Wednesday, May 19, 2010

First howFar Celebration Banquet Huge Success

April 23, 2010 marked the first annual howFar Ministries and How Far Foundation Celebration Banquet. The event hosted one-hundred twenty of our mission and ministry partners and their guests.




Guests were welcomed by an original oil painting donated by local artist, Phil Bursi. The painting is of a village church the Maynard's visited in 2005. The hand built mud church sits in the palm covered hills of Rabi, Kenya. The area is one hour inland from Mombasa, the largest coastal port in Kenya.



Board Vice-Chairman, Scott Gates, welcomed the guests and shared some of his personal experiences from his mission with a howFar team in Myanmar.



An African themed buffet dinner of Tomato and Cucumber Salad, Groundnut Stew with Chicken and Beef, Rice and Sweet Roasted Plantains was enjoyed by all.

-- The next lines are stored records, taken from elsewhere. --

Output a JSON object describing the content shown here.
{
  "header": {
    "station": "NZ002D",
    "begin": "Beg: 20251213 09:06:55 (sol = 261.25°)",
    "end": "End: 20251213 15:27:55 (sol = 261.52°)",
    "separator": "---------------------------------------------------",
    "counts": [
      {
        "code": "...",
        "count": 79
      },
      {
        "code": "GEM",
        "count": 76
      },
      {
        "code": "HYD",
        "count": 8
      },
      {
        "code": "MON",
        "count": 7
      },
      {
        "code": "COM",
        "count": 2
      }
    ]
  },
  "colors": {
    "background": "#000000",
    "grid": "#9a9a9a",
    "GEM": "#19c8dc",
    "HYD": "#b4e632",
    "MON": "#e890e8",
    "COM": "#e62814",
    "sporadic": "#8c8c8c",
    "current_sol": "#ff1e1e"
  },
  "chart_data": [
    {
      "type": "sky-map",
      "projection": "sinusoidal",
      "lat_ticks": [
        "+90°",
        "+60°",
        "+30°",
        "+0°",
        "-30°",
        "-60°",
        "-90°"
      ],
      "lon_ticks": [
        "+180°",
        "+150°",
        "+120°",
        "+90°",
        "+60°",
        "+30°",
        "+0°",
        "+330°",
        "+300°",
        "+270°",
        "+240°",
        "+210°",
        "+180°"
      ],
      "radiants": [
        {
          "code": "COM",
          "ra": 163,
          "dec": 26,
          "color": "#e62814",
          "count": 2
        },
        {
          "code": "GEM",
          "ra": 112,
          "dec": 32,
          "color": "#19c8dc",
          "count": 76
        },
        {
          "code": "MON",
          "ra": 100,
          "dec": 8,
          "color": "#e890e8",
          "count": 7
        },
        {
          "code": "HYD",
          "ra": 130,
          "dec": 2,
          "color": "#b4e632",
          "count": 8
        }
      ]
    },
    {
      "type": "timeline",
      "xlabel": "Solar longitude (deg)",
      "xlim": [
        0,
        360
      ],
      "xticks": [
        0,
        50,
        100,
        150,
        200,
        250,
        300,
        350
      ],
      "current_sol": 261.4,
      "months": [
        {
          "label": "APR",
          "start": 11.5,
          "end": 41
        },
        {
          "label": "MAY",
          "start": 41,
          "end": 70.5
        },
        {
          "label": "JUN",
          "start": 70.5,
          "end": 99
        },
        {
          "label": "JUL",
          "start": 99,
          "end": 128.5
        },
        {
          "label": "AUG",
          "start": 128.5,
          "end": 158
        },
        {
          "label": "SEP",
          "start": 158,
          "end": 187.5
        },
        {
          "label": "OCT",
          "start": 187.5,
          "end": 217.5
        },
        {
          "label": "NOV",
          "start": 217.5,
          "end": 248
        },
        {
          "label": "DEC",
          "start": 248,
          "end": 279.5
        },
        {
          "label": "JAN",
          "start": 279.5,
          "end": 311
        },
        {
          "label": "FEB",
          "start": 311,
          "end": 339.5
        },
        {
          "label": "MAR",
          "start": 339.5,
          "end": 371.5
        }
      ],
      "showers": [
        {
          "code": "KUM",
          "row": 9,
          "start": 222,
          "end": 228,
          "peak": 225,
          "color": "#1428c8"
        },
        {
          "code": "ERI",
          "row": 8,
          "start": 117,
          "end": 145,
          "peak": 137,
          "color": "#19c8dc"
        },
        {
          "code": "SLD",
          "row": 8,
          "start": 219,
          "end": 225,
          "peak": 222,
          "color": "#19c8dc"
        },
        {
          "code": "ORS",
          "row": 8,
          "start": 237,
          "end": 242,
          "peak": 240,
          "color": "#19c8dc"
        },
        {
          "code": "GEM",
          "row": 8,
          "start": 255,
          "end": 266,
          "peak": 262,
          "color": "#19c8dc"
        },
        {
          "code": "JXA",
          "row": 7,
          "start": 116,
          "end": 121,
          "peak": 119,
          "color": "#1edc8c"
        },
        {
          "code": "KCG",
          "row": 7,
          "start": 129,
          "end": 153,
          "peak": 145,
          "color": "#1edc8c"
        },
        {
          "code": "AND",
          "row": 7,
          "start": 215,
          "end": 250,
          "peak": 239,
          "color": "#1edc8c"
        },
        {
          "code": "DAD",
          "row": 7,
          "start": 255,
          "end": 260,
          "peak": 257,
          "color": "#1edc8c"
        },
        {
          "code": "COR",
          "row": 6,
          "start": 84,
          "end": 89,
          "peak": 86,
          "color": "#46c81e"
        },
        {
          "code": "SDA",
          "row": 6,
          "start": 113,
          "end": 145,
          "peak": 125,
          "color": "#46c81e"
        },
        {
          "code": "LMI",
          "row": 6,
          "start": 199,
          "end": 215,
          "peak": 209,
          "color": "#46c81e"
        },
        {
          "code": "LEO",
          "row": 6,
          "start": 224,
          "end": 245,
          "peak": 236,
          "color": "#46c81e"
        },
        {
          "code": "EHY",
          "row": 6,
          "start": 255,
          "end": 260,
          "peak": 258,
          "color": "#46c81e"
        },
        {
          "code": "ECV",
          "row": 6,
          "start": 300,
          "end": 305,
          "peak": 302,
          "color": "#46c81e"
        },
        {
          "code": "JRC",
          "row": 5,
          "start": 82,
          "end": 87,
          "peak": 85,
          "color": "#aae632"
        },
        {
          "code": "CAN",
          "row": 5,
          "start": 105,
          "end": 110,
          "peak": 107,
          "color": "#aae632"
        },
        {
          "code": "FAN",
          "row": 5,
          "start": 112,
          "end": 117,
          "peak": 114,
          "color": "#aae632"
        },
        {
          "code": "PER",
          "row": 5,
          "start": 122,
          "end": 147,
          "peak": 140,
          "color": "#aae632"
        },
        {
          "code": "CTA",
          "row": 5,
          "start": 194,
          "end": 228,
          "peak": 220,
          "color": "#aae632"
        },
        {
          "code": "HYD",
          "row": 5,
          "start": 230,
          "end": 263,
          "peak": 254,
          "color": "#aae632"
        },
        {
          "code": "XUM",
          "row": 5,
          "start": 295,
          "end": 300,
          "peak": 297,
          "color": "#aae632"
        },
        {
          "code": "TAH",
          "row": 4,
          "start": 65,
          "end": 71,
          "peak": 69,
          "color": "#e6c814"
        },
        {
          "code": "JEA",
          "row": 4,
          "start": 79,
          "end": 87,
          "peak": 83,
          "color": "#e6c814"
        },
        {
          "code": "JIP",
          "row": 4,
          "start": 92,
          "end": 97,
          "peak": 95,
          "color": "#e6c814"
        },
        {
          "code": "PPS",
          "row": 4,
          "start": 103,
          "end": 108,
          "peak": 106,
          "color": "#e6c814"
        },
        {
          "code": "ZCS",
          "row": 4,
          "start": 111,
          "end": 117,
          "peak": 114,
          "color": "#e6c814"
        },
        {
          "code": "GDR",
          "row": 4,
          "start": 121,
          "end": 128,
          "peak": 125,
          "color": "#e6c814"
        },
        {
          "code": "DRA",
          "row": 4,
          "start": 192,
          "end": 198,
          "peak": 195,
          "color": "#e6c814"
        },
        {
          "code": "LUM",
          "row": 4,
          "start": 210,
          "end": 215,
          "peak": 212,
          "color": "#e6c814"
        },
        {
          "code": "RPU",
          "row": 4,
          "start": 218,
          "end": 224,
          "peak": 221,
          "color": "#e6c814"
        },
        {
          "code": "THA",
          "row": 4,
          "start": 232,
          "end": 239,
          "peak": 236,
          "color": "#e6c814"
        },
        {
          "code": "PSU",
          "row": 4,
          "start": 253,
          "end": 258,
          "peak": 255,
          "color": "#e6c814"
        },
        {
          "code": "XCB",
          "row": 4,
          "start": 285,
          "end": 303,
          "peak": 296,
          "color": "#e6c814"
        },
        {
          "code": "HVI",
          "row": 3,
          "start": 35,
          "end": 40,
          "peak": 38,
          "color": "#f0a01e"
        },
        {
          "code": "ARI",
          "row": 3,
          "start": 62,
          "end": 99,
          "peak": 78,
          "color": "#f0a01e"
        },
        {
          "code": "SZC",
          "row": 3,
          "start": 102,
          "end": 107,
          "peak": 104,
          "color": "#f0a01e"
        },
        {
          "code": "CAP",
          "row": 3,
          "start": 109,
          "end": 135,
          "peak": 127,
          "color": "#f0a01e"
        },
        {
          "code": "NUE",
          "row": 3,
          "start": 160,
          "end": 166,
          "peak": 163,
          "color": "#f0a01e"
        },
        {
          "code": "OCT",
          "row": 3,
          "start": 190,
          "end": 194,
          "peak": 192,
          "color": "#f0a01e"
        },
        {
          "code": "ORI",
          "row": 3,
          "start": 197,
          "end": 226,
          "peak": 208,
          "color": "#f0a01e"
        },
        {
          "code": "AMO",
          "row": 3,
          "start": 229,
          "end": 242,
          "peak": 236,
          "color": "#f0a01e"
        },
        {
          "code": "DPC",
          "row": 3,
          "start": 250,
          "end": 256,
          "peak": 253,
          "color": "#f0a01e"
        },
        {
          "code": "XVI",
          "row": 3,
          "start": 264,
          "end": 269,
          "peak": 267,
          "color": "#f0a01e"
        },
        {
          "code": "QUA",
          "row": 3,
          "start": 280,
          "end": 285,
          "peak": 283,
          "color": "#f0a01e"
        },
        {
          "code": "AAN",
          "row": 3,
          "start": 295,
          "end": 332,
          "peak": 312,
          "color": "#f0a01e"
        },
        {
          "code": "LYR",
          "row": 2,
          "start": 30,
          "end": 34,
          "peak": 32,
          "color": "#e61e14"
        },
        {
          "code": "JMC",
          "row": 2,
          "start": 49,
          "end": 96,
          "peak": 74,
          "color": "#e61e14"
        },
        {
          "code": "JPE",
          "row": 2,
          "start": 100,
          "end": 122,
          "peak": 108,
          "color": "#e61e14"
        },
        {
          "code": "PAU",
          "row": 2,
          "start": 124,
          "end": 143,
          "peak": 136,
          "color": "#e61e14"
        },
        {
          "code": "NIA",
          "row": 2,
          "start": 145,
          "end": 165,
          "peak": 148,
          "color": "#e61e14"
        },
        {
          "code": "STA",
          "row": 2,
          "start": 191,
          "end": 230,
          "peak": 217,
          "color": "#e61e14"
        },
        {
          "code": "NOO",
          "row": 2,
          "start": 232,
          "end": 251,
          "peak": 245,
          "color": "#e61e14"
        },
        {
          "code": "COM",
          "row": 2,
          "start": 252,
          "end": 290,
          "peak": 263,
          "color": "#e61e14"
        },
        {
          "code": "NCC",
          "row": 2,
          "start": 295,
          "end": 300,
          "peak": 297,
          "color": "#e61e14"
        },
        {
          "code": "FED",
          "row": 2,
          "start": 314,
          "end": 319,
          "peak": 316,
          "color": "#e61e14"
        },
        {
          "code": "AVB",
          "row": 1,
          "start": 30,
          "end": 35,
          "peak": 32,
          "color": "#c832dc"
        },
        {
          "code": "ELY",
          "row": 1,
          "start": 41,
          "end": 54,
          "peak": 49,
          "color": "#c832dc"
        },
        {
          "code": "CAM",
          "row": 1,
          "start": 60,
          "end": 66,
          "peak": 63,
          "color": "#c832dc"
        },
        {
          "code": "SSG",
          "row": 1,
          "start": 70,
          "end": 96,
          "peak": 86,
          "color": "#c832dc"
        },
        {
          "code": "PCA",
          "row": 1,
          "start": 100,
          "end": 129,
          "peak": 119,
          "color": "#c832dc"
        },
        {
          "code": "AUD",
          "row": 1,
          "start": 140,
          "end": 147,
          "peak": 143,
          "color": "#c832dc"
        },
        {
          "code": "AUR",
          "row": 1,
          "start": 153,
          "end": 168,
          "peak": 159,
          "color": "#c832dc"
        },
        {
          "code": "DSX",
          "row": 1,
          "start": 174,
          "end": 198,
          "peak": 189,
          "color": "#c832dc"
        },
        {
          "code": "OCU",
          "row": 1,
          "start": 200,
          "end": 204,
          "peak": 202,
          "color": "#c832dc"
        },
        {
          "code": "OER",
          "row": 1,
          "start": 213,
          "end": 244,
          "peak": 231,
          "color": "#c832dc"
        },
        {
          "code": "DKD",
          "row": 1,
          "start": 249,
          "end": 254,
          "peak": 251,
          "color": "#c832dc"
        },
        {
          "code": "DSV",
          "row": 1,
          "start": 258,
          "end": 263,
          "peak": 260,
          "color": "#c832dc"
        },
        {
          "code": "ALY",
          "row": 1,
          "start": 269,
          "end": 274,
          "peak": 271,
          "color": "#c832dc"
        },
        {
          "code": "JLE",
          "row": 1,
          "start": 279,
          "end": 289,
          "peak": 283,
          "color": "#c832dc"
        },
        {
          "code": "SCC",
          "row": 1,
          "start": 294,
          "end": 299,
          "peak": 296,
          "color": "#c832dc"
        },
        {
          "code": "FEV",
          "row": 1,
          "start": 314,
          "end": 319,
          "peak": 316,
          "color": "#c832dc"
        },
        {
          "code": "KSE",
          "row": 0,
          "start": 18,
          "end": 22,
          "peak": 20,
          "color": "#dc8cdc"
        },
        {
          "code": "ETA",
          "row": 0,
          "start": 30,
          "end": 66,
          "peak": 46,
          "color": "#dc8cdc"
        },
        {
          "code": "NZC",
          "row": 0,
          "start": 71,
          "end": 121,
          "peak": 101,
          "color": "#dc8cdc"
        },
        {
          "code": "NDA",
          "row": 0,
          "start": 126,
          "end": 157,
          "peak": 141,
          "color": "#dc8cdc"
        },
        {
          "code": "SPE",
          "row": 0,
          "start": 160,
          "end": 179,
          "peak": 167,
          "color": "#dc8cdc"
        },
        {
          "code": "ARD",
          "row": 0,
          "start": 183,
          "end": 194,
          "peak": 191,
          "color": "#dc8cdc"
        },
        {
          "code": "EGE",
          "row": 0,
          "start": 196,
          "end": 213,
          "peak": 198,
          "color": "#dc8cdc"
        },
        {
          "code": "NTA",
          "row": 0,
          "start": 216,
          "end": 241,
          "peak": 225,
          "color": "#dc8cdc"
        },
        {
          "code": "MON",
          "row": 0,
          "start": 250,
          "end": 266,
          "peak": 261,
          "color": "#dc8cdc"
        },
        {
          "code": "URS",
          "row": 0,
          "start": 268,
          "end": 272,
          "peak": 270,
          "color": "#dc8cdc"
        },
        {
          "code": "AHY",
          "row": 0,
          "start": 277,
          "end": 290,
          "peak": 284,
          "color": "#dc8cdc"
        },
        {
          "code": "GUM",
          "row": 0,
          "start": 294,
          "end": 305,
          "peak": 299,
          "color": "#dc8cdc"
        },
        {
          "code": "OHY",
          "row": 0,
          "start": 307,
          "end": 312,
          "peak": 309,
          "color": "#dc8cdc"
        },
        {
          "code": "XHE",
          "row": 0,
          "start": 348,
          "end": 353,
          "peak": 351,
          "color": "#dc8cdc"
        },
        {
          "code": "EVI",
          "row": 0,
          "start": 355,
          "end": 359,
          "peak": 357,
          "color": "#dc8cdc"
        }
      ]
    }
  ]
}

Several additional original oil paintings by Phil Bursi were offered in a Silent Auction. The auction raised $2,200.00 for How Far Foundation, Inc.



The Drummers of Burundi entertained the guests with Burundian folk music and dances. The group is comprised of several members who escaped the 1993 genocide and fled to the US as refugees. Of their music they say, "Africa is the continent of drums, but the drums of Burundi require extraordinary vigor, dexterity, agility and grace. Burundi drums sound like rolling thunderclaps. You don't listen to them with your ears; you listen with your heart."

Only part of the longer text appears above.